I picked this book up expecting a light, happy, young adult romance. Instead I got put through an emotional wringer. This book broke my heart. Then is painstakingly pieced it back together again only to completely shatter it at the end. And then it left me with the smallest sliver of hope. It was very nearly perfect, and I'm mad at myself for taking this long to read it.

Eleanor and Park is about the love story of two teenagers (Eleanor and Park) in Omaha in 1986. They bond over comics and mix tapes, they fumble their way together with all the awkwardness and intensity of teenagers falling love for the first time. And then they suddenly have to grow up and they do it imperfectly and wonderfully and it just left me ruined.

Park is half Korean and sticks out like a sore thumb in his little midwest town. He's not quite manly enough to win his father's approval, but his mother's love nearly makes up for it. He's incredibly atrtactive and weird and quiet, which puts him firmly on the outskirts of the popular group. And he's just trying to get through high school when Eleanor arrives and sends his world spinning on it's axis.

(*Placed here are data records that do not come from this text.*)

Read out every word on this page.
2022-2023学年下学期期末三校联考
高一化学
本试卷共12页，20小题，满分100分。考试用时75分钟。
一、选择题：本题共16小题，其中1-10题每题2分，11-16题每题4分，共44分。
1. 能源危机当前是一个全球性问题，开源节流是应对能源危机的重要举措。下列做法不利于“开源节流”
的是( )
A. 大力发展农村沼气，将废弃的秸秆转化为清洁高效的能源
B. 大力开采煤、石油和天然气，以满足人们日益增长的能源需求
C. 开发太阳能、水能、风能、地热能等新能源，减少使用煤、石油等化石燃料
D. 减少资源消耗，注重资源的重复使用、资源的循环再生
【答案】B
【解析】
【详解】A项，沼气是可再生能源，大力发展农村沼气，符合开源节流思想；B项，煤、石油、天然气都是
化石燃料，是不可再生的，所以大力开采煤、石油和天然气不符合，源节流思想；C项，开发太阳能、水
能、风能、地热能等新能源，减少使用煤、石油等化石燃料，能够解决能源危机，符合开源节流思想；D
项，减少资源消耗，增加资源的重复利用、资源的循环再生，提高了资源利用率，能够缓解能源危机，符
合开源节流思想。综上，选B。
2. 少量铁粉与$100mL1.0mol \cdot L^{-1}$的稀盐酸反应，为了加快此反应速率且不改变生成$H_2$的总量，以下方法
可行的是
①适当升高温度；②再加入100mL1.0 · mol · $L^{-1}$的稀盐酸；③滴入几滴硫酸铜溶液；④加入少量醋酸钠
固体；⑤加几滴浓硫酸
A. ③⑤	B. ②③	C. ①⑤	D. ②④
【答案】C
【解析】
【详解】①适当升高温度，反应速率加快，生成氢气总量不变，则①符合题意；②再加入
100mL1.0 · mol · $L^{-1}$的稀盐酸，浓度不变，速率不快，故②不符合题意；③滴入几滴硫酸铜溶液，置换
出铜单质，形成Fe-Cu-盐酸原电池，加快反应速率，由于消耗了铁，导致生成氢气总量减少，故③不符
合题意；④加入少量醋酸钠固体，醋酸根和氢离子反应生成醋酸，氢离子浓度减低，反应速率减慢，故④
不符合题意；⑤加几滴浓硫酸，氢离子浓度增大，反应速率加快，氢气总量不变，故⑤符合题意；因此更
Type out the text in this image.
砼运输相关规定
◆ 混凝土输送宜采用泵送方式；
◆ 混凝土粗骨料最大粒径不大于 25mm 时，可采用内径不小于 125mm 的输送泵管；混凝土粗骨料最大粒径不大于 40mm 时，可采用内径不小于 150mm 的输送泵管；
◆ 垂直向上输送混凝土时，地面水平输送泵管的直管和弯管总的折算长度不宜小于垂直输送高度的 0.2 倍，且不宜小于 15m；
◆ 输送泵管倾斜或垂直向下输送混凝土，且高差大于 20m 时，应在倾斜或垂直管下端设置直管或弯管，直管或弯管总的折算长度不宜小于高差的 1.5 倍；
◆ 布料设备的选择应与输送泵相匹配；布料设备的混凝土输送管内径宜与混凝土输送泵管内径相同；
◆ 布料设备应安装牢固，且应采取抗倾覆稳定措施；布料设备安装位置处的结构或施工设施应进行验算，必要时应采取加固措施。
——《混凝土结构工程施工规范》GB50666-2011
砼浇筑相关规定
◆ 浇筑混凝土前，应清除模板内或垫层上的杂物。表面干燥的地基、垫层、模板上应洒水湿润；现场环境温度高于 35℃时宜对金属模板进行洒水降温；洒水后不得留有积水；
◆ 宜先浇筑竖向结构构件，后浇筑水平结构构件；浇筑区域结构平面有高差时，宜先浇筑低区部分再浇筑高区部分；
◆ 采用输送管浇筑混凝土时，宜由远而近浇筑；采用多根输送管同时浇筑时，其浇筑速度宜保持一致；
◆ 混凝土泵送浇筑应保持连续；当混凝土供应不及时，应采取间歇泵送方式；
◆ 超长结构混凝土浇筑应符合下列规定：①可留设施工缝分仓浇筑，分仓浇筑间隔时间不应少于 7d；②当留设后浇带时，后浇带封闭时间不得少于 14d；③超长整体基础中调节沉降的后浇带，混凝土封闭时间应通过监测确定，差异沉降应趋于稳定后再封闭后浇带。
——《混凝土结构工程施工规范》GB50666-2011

But Eleanor is only gonna break his heart. Her father is about as absent as it's possible to be while still dangling the hope that he cares about his kids. Her mother is remarried to an abusive jerk that she does her best to just avoid. She has four younger siblings and they all share a single room and they don't know how to protect each other from their mother's choices. Eleanor is prickly and angry and would like to just disappear. She spends her life trying to be as small as possible until Park comes along and actually sees her and likes what he sees.

Their relationship is so slow and tentative and adorable. I was rooting for them so hard and cringing at all those little things that teenagers mess up because they don't know any better. All the little ways they fail to communicate with each other. But they make it work, and man they could have had it all. If not for Eleanor's shitty, shitty stepfather.

I can't really say enough good things about this book. It's one of Rowell's first, but it may also be her best. A true masterpiece.